Mandating that switch without sufficient financial, operational and logistical support could force many of these smaller operators to choose between going out of business or taking on costs they can’t handle, LeDucq said.
“It’s easy to make a mandate,” he said. “It’s really hard to do it in a way that’s both environmentally and economically equitable. Environmental justice can get dirty trucks out of ports — that’s a rallying cry. But what about the economic justice? It has to be part of this. You have to save the small fleets — and to do that you have to make a comprehensive solution for them.”

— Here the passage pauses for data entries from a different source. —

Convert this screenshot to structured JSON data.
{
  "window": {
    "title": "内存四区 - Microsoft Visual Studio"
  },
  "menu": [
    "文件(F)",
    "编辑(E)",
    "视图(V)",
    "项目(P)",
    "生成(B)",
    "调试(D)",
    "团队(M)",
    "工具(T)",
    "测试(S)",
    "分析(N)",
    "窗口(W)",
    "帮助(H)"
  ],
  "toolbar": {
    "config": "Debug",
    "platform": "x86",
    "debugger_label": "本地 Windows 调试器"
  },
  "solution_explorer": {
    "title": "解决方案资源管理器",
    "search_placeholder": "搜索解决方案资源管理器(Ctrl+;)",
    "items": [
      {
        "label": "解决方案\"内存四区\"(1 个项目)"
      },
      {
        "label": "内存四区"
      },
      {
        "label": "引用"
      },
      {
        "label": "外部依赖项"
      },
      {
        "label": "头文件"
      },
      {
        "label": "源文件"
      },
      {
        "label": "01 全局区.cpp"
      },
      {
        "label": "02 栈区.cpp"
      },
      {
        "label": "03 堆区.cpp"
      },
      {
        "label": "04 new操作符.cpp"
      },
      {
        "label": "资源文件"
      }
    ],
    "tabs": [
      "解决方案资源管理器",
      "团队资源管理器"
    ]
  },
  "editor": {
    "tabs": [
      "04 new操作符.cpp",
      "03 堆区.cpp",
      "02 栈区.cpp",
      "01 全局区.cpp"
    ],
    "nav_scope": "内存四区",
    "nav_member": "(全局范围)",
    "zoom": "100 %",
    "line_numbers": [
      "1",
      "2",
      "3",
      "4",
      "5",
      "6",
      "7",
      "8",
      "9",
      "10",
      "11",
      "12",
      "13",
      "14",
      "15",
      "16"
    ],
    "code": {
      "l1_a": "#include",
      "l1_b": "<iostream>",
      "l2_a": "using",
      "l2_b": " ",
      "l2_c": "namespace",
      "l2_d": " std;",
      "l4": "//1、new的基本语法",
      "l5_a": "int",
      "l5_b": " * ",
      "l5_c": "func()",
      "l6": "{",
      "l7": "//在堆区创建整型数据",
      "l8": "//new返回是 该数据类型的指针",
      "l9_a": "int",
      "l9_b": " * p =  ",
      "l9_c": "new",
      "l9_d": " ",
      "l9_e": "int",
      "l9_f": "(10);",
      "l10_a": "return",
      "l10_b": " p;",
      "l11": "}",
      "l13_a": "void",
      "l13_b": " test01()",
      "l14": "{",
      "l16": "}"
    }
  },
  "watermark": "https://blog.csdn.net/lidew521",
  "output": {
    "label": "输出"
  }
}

To succeed in providing this comprehensive solution, Forum Mobility and other providers of electric-trucking-as-a-service will need to balance a lot of uncertainties. They’ll need to take on the costs of obtaining land, charging infrastructure and electric trucks and undertaking expensive and complicated charging-depot construction, and rely on a significant and growing roster of customers to make those long-term investments pay off over time.
“It’s no secret how infrastructure works. You build good assets and utilize them highly and run them well, and you’ll be fine,” LeDucq said.
A deep-pocketed and experienced real-estate partner like CBRE allows access to lower-cost capital than most freight operators could expect to secure for developing charging depots, he added. Forum Mobility’s executive team, meanwhile, combines individuals with experience in developing more than $20 billion in construction projects, he said — including LeDucq’s work as the former origination director for distributed generation projects at leading U.S. clean-energy developer NextEra Energy Resources.
This experience building distributed solar and battery projects for commercial, industrial and municipal customers also lends itself to the unique challenges of connecting megawatts of EV charging on a power grid that will struggle to supply high levels of concentrated power in coming years, he said.
“When we have thousands of trucks on the road, we need the distribution [grid] system to keep up with us,” he said. As the number of electric trucks serving ports grows from hundreds to thousands, charging needs could quickly outstrip available grid capacity.
Like many other EV-charging providers, Forum Mobility is looking at distributed solar and batteries to bolster available grid power supplies, he said. EV Edison, an arm of New Jersey–based Power Edison, is deploying mobile batteries to support up to 200 megawatts of heavy-duty EV charging to serve ports in New York and New Jersey. California will need about 2,000 megawatts of charging capacity to fulfill the state’s 2035 all-electric mandate, LeDucq said.
But companies that can get the business right stand to reap commensurate rewards, he said — and not just from keeping abreast of mandates. LeDucq highlighted the growing appetite from the companies that own the products being transported in containers to ports across the country — “beneficial cargo owners,” in legal parlance — for transportation options that can help them meet their internal decarbonization and environmental, social and governance (ESG) goals.
To date, large companies with ESG goals have largely taken on their transport carbon emissions by investing in their own freight fleets. But drayage companies that can offer an emissions-free option may be able to negotiate more favorable contracts with them as well, he noted.
“As we’re entering this phase of electrification, we also have this ESG tailwind,” LeDucq said. “Those cargo owners are a really important part of this.”